By 2010 central banks in Brazil, Japan, South Korea, Taiwan and China were all regularly intervening to stem the appreciation of their currencies, leading Brazilian finance minister Guido Mantega to declare that the world was in the middle of an international currency war.
The situation today, by contrast, has the US painting itself as the markets' victim. "It's a different type of currency war when America thinks it's losing," said Kit Juckes, a currency strategist at Société Générale.
In addition to rate cuts and sanctions, there are other tactics that Trump could apply. Joseph Gagnon and Fred Bergsten of the Peterson Institute for International Economics suggest that the White House could consider a retaliation through the currency market itself: when a G20 country intervenes to devalue its currency, the US could deploy a countervailing market intervention.

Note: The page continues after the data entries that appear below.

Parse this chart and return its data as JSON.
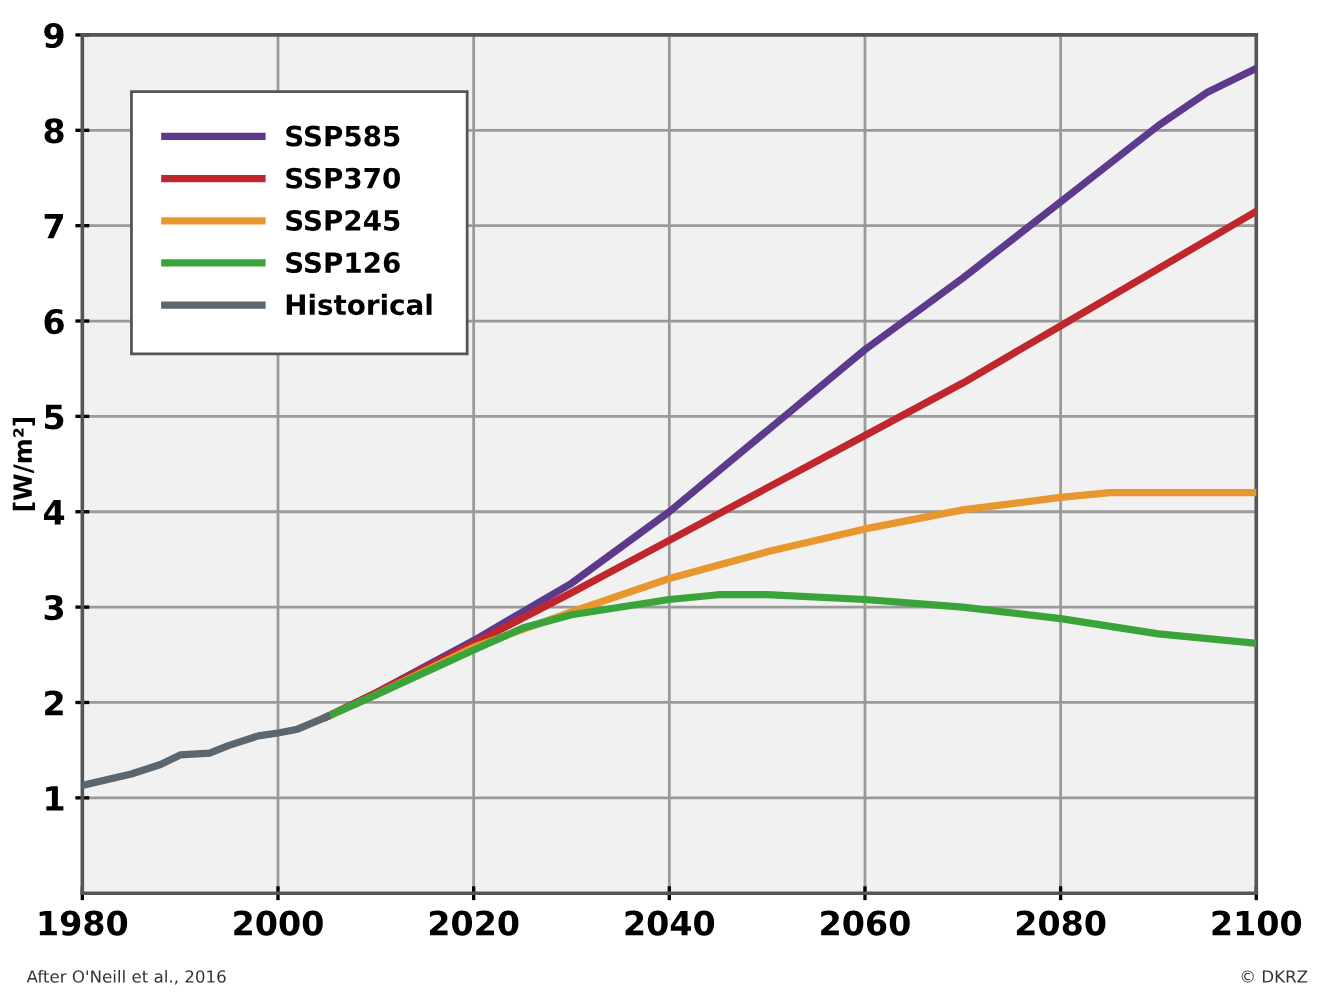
{
  "chart_data": {
    "type": "line",
    "ylabel": "[W/m²]",
    "xlim": [
      1980,
      2100
    ],
    "ylim": [
      0,
      9
    ],
    "xticks": [
      1980,
      2000,
      2020,
      2040,
      2060,
      2080,
      2100
    ],
    "yticks": [
      1,
      2,
      3,
      4,
      5,
      6,
      7,
      8,
      9
    ],
    "grid": true,
    "legend": "top left",
    "marker": "none",
    "line_style": "solid",
    "annotations": [
      "After O'Neill et al., 2016",
      "© DKRZ"
    ],
    "series": [
      {
        "name": "SSP585",
        "color": "#5e3a8c",
        "x": [
          2005,
          2010,
          2020,
          2030,
          2040,
          2050,
          2060,
          2070,
          2080,
          2090,
          2095,
          2100
        ],
        "values": [
          1.85,
          2.1,
          2.65,
          3.25,
          4.0,
          4.85,
          5.7,
          6.45,
          7.25,
          8.05,
          8.4,
          8.65
        ]
      },
      {
        "name": "SSP370",
        "color": "#c0272d",
        "x": [
          2005,
          2010,
          2020,
          2030,
          2040,
          2050,
          2060,
          2070,
          2080,
          2090,
          2100
        ],
        "values": [
          1.85,
          2.1,
          2.62,
          3.15,
          3.7,
          4.25,
          4.8,
          5.35,
          5.95,
          6.55,
          7.15
        ]
      },
      {
        "name": "SSP245",
        "color": "#e8962e",
        "x": [
          2005,
          2010,
          2020,
          2030,
          2040,
          2050,
          2060,
          2070,
          2080,
          2085,
          2090,
          2100
        ],
        "values": [
          1.85,
          2.08,
          2.58,
          2.95,
          3.3,
          3.58,
          3.82,
          4.02,
          4.15,
          4.2,
          4.2,
          4.2
        ]
      },
      {
        "name": "SSP126",
        "color": "#3aa33a",
        "x": [
          2005,
          2010,
          2020,
          2025,
          2030,
          2040,
          2045,
          2050,
          2060,
          2070,
          2080,
          2090,
          2100
        ],
        "values": [
          1.85,
          2.08,
          2.55,
          2.78,
          2.92,
          3.08,
          3.13,
          3.13,
          3.08,
          3.0,
          2.88,
          2.72,
          2.62
        ]
      },
      {
        "name": "Historical",
        "color": "#5a6670",
        "x": [
          1980,
          1985,
          1988,
          1990,
          1993,
          1995,
          1998,
          2000,
          2002,
          2005
        ],
        "values": [
          1.13,
          1.25,
          1.35,
          1.45,
          1.47,
          1.55,
          1.65,
          1.68,
          1.72,
          1.85
        ]
      }
    ]
  }
}
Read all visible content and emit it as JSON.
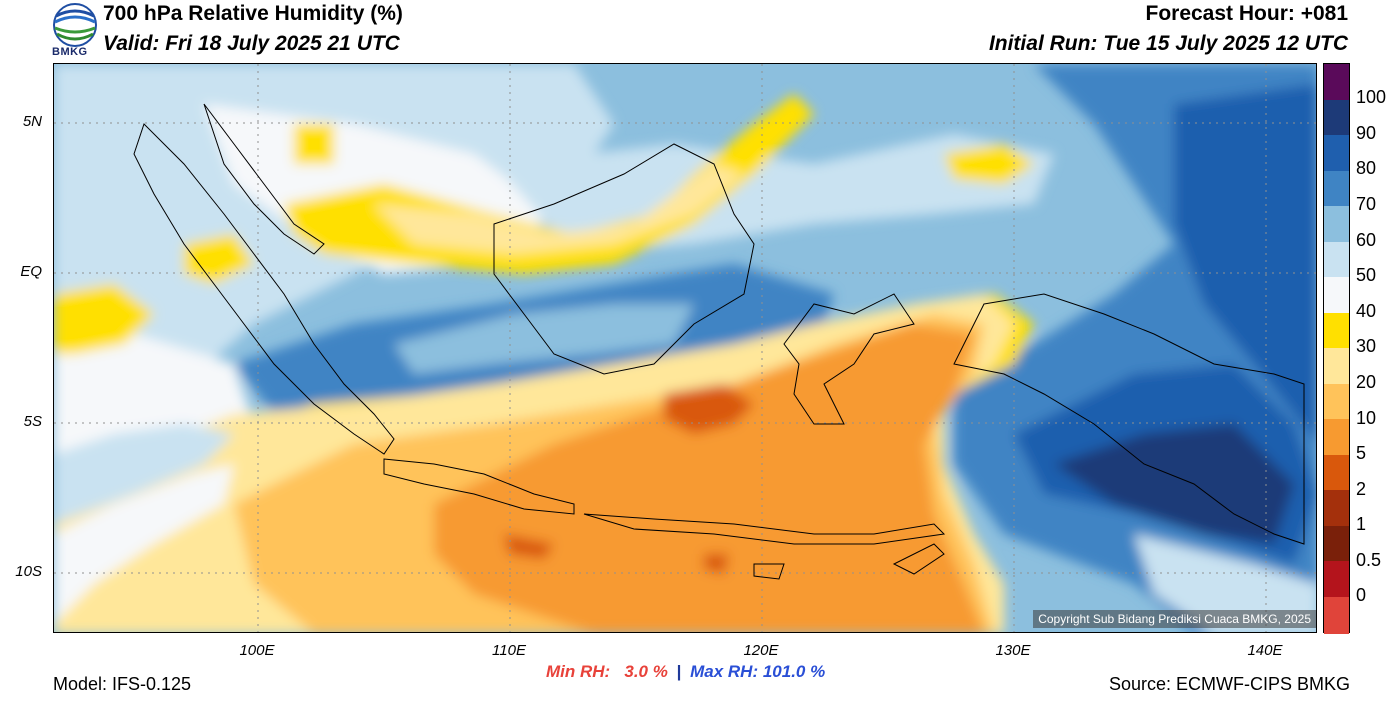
{
  "header": {
    "title": "700 hPa Relative Humidity (%)",
    "valid": "Valid: Fri 18 July 2025 21 UTC",
    "forecast_hour": "Forecast Hour: +081",
    "initial_run": "Initial Run: Tue 15 July 2025 12 UTC",
    "logo_text": "BMKG"
  },
  "axes": {
    "lat_labels": [
      "5N",
      "EQ",
      "5S",
      "10S"
    ],
    "lon_labels": [
      "100E",
      "110E",
      "120E",
      "130E",
      "140E"
    ]
  },
  "colorbar": {
    "labels": [
      "100",
      "90",
      "80",
      "70",
      "60",
      "50",
      "40",
      "30",
      "20",
      "10",
      "5",
      "2",
      "1",
      "0.5",
      "0"
    ],
    "colors": [
      "#5a0a5a",
      "#1d3a78",
      "#1f5fae",
      "#3f84c4",
      "#8cbfde",
      "#c9e2f1",
      "#f6f8fa",
      "#ffe000",
      "#ffe79a",
      "#ffc35a",
      "#f79a30",
      "#d9580c",
      "#a4300c",
      "#7a200a",
      "#b4141c",
      "#e0443a"
    ]
  },
  "copyright": "Copyright Sub Bidang Prediksi Cuaca BMKG, 2025",
  "footer": {
    "model": "Model: IFS-0.125",
    "min_rh": "Min RH:   3.0 %",
    "separator": "|",
    "max_rh": "Max RH: 101.0 %",
    "source": "Source: ECMWF-CIPS BMKG"
  }
}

For example, if Switzerland acted to weaken its currency by selling the franc, the Treasury could step in to buy the same amount of the Swiss currency, cancelling out the intervention. "No one in the world has bigger firepower than the US Treasury," said Gagnon.
George Saravelos, a strategist at Deutsche Bank said an intervention in the dollar "would not be unprecedented" and that previous administrations under Carter, Bush and Clinton all undertook "frequent and meaningful interventions".
"It has gone in and out of fashion over the last decades," said Saravelos.
When it comes to taking action, though, some analysts suspect that the Trump administration does not have a unified stance.
Gagnon said that "the Treasury is trying to find reasons not to do anything" — but, he added, "whether the White House will force them to take action . . . is another question".